Néanmoins, il possible de dégager les tendances générales suivantes: les éléments associés à la MO voient leur teneur diminuer corrélativement à la diminution de la distance [MO-intrusion] et inversement pour les éléments associés à la matière minérale. Il y a donc un flux intense d'éléments qui voyagent avec les fluides issus du corps intrusif et qui profitent de la porosité de l'encaissant et de la MO et vice versa. Cette imprégnation de fluides riches en ET implique d'une part la genèse de minéralisations au sein de la MO, dont la nature est fonction de la géochimie du fluide, et d'autre part l'action de processus d'oxydo-réduction et de complexation entre certains ET secondaires et la MO. La diminution des ET organophiles hérités peut s'expliquer par le fait que la température élevée du corps chaud provoque une pyrolyse naturelle qui abouti à une maturation rapide de la MO, et donc une libération des ET organophiles.

Au total, trois modes d'incorporation gouvernent l'enrichissement des ET. Ils se succèdent depuis l'existence de la plante et jusqu'au terme de l'évolution diagénétique qui affecte les charbons tout au long de leur histoire géologique.

La majorité des ET bénéficie d'une double affinité, tant organique que minérale dont les teneurs peuvent être appréciées par la relation 1. Les diverses études réalisées sur les ET dans les charbons montrent clairement qu'il est très difficile de discriminer la part d'un ET associée à la MO de celle associée à la matrice minérale (i.e. les deux termes de la relation 1), notamment grâce à des méthodes indirectes telles que la détermination des minéraux par la DRX. Comme nous le verrons dans le chapitre IV, la méthode PIXE, plus directe, permet de définir la teneur des éléments traces soit dans les macéraux, soit dans la MM.

En théorie, la teneur des ET organophiles devrait être inversement proportionnelle à l'accroissement du rang. Toutefois, Ge lié à la MO par des ponts C-Ge, peut être encore d'affinité organophile même pour des rangs très élevés. Néanmoins il n'est pas exclu d'envisager la possibilité d'incorporation d'ET secondaires au sein de la MO, durant la diagenèse s.l..

Les événements tardifs qui affectent la MO impliquent de nombreuses modifications de l'occurrence et de la nature des ET associés à la MO altérée.

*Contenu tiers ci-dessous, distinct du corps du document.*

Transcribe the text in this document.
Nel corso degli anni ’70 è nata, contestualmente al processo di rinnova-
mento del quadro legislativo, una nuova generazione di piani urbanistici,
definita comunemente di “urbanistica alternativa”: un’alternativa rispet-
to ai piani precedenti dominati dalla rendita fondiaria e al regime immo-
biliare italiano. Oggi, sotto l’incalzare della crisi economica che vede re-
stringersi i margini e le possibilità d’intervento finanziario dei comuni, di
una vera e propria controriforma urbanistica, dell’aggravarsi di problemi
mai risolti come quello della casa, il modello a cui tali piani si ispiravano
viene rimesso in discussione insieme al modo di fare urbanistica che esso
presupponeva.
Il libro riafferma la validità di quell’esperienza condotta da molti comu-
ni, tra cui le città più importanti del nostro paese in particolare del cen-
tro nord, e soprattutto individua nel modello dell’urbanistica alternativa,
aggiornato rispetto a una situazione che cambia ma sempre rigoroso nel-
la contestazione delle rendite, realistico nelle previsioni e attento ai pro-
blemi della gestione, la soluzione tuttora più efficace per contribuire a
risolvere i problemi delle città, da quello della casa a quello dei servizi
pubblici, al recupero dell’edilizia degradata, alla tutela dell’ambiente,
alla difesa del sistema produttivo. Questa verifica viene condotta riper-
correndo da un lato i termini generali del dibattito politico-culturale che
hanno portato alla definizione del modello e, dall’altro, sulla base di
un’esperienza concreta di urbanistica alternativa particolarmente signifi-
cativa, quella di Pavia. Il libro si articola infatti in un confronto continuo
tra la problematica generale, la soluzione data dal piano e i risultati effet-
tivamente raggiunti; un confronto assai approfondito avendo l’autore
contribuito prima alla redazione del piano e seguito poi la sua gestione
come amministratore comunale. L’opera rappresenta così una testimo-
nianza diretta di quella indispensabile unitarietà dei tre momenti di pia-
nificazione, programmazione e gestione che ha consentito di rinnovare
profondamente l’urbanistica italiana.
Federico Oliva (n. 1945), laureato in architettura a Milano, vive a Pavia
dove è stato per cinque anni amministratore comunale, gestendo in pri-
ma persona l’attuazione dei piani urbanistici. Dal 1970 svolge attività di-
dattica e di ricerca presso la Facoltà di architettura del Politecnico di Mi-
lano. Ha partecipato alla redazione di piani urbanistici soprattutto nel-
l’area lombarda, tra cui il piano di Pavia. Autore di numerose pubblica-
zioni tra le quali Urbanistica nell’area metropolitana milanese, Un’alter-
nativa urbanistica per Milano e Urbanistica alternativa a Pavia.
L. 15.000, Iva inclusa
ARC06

L'action de l'altération supergène provoque, a priori, une chute des teneurs des ET organophiles au profit de celles des ET liées

à la MM. Dans le cas d'un processus d'altération impliquant un corps chaud, les échanges d'ET sont beaucoup plus complexes et dépendent fortement de la nature de ce corps ainsi que le rang atteint par le charbon au moment où se produit cette intrusion. Il semble que les ET organophiles soient libérés et que la MO s'enrichit ou s'appauvrit en ET hérités liées à la MM et s'enrichit en ET secondaires, dont la nature dépend notamment de la géochimie du corps intrusif.